Cumartesi, Kasım 23, 2024

“Kısıtlamalar ihracat gelirini 400-500 milyon $ azaltacak”

Uçak, “Beyaz ihracatında yıl sonuna kadar 80 bin ton ihracat izni verildiğini düşünürsek bu, sektörün son iki yıl ortalamasına göre ihracat kapasitesinde yüzde 50-60 civarında bir daralma anlamına geliyor” dedi

İzmir Ticaret Borsası (İTB) mayıs ayı olağan meclis toplantısı İzmir Ticaret Odası (İZTO) Meclis Salonu’nda gerçekleştirildi.

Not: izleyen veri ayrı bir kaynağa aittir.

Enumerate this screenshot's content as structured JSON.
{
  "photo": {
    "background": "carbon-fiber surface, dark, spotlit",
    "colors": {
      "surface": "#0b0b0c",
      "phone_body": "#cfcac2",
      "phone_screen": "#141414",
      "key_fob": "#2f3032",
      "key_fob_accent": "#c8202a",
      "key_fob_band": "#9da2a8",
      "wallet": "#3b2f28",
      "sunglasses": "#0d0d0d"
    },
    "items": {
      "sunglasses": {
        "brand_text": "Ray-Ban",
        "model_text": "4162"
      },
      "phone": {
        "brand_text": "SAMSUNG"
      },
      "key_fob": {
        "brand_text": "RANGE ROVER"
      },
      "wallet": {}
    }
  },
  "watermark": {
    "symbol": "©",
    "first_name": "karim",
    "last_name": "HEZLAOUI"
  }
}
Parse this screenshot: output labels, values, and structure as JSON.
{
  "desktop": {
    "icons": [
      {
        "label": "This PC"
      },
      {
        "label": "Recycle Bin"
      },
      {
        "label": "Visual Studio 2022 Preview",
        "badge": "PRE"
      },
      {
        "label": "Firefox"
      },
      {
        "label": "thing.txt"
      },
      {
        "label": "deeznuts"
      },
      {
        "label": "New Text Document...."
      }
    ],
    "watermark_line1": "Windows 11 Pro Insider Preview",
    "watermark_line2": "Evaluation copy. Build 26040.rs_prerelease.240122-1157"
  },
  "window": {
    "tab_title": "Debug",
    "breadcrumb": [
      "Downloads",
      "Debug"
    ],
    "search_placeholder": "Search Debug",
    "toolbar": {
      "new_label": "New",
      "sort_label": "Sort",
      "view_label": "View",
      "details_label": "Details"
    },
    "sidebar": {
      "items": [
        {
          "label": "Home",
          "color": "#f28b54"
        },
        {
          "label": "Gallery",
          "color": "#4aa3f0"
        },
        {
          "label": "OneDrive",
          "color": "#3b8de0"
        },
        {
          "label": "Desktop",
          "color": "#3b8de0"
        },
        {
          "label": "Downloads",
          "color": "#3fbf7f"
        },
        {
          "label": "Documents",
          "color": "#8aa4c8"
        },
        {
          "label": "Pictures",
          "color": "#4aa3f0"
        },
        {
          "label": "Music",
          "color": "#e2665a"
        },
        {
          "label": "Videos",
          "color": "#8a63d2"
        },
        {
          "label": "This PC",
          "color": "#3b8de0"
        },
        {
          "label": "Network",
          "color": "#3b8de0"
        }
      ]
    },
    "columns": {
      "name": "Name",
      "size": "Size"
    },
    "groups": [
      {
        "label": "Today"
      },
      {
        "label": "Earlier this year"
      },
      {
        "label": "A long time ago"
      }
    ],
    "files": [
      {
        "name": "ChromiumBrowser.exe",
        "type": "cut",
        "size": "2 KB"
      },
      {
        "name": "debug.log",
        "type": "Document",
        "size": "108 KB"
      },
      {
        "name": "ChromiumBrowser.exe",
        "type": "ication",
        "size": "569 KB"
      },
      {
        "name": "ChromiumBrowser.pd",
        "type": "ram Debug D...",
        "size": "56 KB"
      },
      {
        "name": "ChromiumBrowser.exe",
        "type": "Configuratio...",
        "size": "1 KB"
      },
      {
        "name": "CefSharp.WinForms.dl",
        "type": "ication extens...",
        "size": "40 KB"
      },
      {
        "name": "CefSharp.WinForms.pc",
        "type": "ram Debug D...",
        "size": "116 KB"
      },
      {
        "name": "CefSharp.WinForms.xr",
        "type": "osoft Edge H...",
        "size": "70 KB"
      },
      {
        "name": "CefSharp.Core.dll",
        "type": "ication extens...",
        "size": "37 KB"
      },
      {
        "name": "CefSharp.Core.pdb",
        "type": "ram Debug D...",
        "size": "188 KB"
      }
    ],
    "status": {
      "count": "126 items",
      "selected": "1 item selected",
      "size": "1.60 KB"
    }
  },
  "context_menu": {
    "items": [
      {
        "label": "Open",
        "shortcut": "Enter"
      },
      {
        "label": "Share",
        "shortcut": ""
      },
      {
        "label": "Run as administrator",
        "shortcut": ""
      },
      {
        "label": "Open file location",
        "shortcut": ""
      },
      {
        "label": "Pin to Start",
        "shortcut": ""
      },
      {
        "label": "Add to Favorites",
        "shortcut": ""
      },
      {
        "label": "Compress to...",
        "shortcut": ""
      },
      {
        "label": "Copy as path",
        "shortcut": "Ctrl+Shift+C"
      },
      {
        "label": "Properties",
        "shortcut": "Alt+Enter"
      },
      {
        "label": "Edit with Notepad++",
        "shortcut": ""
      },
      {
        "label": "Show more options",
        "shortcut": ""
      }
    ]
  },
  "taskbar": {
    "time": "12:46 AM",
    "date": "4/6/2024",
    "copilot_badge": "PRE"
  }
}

Meclis Başkanı Ömer Gökhan Tuncer yönetiminde gerçekleşen toplantıda argo-turizm(tarım turizmi), yüksek gıda enflasyonu, ihracat kısıtlamaları ve pamuk sektörünün sorunları ele alındı. Toplantıda konuşan Toplantıda konuşan İzmir Ticaret Borsası (İTB) Yönetim Kurulu Başkan Yardımcısı Bülent Uçak, “Yıl sonuna kadar 80 bin ton ihracat izni verildiğini düşünürsek bu, sektörün son iki yıl ortalamasına göre ihracat kapasitesinde yüzde 50-60 civarında bir daralma anlamına geliyor. Kabaca hesaplandığında, bu kararın ihracat gelirinin azalmasına etkisi 400-500 milyon dolar civarında olacak” ifadelerini kullandı.


“Kısıtlamalar, işletmeleri büyük bir ekonomik maliyetle karşı kaşıya bırakıyor”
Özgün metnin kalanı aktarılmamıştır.